I'm trying to understand how an infinite binary number, for example 0.1
, can be represented in a scientific notation and eventually in a floating point. There are many examples over the web that explain how the number from the scientific notation can be represented in a binary floating point form, but my question is specifically about representing an infinite binary number in a scientific notation. What I don't understand is that since 0.1
can't be finitely represented in binary, what determines when truncation should be done?
For example, if we truncate infinite representation of 0.1
to 62 bits:
0.00011001100110011001100110011001100110011001100110011001100110
the scientific form will be:
1.1001100110011001100110011001100110011001100110011001100110 x
2-4
So from here if we want to represent the number as 64 bit double precision floating point
, we can calculate the exponent as -4 + 1023 = 1019
and represent the number as:
0 1111111011 1001100110011001100110011001100110011001100110011001
*when converting from the scientific form I truncated the mantissa to 52 bits.

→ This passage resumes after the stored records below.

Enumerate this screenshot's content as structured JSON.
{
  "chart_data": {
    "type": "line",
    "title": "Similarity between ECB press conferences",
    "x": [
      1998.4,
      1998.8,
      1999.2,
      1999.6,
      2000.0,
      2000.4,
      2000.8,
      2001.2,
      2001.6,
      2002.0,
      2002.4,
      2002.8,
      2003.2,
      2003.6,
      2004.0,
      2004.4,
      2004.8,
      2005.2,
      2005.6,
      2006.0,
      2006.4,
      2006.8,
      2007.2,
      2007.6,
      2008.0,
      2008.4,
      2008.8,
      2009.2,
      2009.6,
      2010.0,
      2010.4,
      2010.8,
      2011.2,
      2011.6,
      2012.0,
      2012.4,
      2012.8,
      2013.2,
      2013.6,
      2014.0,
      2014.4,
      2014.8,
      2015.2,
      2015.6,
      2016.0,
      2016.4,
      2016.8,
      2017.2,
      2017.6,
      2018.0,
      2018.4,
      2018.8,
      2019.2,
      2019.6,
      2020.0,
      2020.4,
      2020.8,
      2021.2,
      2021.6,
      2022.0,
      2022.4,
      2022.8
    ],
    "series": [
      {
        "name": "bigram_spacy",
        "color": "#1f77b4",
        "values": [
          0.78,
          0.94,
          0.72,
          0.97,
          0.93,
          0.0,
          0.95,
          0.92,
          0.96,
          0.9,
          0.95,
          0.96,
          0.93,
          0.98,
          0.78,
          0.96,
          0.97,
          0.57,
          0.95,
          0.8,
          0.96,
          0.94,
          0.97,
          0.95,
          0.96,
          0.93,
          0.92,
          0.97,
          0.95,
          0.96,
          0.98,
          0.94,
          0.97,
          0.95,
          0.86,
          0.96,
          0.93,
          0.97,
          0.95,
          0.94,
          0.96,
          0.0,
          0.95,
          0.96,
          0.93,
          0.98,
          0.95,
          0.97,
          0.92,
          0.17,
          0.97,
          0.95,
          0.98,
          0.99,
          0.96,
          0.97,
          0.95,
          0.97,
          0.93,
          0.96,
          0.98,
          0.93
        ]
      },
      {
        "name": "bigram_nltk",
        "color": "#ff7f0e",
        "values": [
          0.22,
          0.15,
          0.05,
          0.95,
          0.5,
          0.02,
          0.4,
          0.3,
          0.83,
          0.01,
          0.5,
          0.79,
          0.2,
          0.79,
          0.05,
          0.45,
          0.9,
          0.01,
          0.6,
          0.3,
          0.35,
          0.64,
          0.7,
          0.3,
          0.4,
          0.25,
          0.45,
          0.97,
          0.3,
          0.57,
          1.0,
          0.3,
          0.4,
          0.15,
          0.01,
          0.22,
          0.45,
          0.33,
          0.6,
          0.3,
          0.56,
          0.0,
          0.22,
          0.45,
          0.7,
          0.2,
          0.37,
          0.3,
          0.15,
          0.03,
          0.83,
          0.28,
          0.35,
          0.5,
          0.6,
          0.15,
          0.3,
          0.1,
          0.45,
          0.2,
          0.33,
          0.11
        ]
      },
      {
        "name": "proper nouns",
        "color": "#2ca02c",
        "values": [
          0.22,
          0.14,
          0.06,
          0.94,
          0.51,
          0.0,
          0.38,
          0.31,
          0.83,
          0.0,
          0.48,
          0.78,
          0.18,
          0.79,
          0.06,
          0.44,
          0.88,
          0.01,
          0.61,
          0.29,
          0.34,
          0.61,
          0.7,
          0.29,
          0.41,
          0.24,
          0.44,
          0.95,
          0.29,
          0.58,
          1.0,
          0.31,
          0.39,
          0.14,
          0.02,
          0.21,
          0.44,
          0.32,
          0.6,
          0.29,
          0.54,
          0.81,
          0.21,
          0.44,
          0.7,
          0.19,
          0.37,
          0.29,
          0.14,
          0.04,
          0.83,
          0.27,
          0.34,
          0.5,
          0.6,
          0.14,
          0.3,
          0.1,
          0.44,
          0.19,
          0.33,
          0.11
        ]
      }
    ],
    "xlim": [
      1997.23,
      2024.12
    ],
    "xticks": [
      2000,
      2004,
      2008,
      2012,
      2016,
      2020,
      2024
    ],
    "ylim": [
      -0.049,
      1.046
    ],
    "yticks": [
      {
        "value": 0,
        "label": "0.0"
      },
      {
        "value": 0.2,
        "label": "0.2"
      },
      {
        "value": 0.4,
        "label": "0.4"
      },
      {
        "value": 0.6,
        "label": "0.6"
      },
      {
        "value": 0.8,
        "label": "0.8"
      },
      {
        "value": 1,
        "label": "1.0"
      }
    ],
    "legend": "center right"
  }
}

In the example above, I decided to truncate to 62 bits. But I can truncate to less or more bits - how's is decided?
First of all you should be rounding, not truncating. You round (to "nearest even") to the number of bits in your floating-point format. Double-precision has 53 bits, so round to 53 bits. For 0.1 you get
1.100110011001100110011001100110011001100110011001101 * 2^-4
In IEEE format, that is
0 01111111011 1001100110011001100110011001100110011001100110011010
(Values courtesy of my decimal to floating-point converter.)